Dzięki Niej, ta religia miłość została zaniesiona w wiele zakątków świata, a tam gdzie nie chciano jej przyjąć była ogniem i mieczem wpajana. Smutne, ale tak działał człowiek.
O co chodzi? Co jest nie tak? Biblię zmodyfikowano, aby służyła królestwu, ale nie Bożemu, tylko ludzkiemu. Zmodyfikowano Ja w ten sposób, że zabrano świętość wszystkich ludzi i przypisano ją tylko i wyłącznie Jezusowi Chrystusowi. Chodzi o to, że wszyscy jesteśmy równi przed Bogiem, a Jezus Chrystus jest naszym Starszym Bratem. To co On zrobił, powinien i zrobi każdy z nas. Ale Chrześcijaństwo, aby zachować swoją siłę i dynamikę rozwoju odebrało, albo przemilczało, zataiło tę prawdę, a zaakcentowało dogmat o Jedyności Jezusa Chrystusa.
Jam Jest Droga, Prawda i Życie i nikt nie przychodzi do Ojca jak tylko przeze mnie. Na tym zdaniu opiera się całą nauka Biblii. Na tym zdaniu zbudowano wyjątkowość i jedyność Chrześcijaństwa. Ale jest ono źle rozumiane. Tu chodzi nie o osobę Jezusa Chrystusa, tylko o Energię, Istotę Syna Bożego, którym Jam Jest, którą Jezus Chrystus przejawił swoim życiem. Bóg określa się jako „jestem, który jestem” Jam Jest i w tym się zawiera właśnie nasze w Nim Synostwo. Jesteśmy Jego dziećmi. Jego Chrystusami w momencie gdy w pełni świadomie wypowiemy słowa Jam Jest.
Nie umniejszam tu roli Jezusa Chrystusa, która jest przeogrmna i nieoceniona. Wielki szacunek Mu składam i wierzę, że prowadzi mnie w tym pisaniu. Chodzi tylko o to, by zdjąć już to brzemie z tego co zostało przez Niego rozpoczęte.

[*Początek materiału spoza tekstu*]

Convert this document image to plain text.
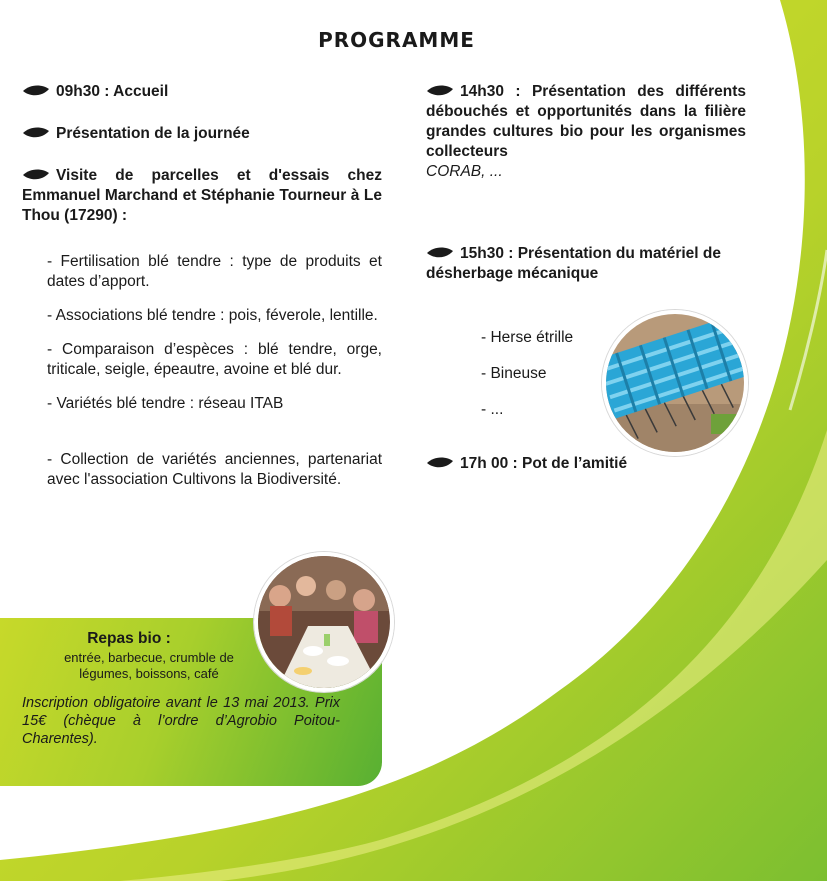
PROGRAMME

09h30 : Accueil

Présentation de la journée

Visite de parcelles et d'essais chez Emmanuel Marchand et Stéphanie Tourneur à Le Thou (17290) :

- Fertilisation blé tendre : type de produits et dates d’apport.

- Associations blé tendre : pois, féverole, lentille.

- Comparaison d’espèces : blé tendre, orge, triticale, seigle, épeautre, avoine et blé dur.

- Variétés blé tendre : réseau ITAB

- Collection de variétés anciennes, partenariat avec l'association Cultivons la Biodiversité.

14h30 : Présentation des différents débouchés et opportunités dans la filière grandes cultures bio pour les organismes collecteurs

CORAB, ...

15h30 : Présentation du matériel de désherbage mécanique

- Herse étrille

- Bineuse

- ...

17h 00 : Pot de l’amitié

Repas bio :
entrée, barbecue, crumble de légumes, boissons, café
Inscription obligatoire avant le 13 mai 2013. Prix 15€ (chèque à l’ordre d’Agrobio Poitou-Charentes).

Biblia zawiera mnóstwo, właściwie to większość mądrych i wielkich słów myśli. To naprawdę niezwykła księga. Ale jest w centrum swym źle ukierunkowana i trzeba czytając Ją pamiętać o tym, że jest właśnie lekko tendencyjna. Chodzi właśnie o ten wątek wyłącznej boskości Jezusa Chrystusa. Ale nie tylko.
Chrześcijaństwo rozwijając się przez wieki chciało sobie zapewnić prężny i spokojny rozwój więc aby to osiągnąć użyto Biblii i Jej nauk. Aby przyprawić społeczeństwo o posłuszeństwo i korność wpojono w nie przeświadczenie o grzeszności, o tym, że tylko w Biblii i Chrześcijaństwie jest ratunek. Zrzucono mu na głowę górę poczucia winy, obowiązku…. to wszystko właśnie wpleciono w Bibilię i jeszcze powiedziano, że jest to Wola Boga i że On tak chce. Toż to zgroza i „o pomste do Nieba woła!” 😉 – właśnie takimi stwierdzeniami, że Bóg karze, że bierze odwet, że jest srogi, mściwy itd oczerniono Go, zrobiono z Niego coś strasznego i wyniosłego. Coś przed czym można się tylko pokornie trząść…. Chrześcijaństwo zrobiło to bardzo niedobrą robotę dla Boga. Jak w takich okolicznościach Mu zaufać? Jak Mu się oddać? To właśnie Chrześcijaństwu zawdzięczamy obecną ateizację świata. Ale to wszystko i tak jest dobre.
Świat ze wszystkimi swymi energiami dąży do równowagii. Były lata ciemnoty i zabobonu, teraz będą lata intelektualnej pustyni, postępu, który będzie mniej lub bardziej wszystkim bokiem wychodził, aż się w końcu znów energia zrównoważy i powróci Normalność. Bogostan.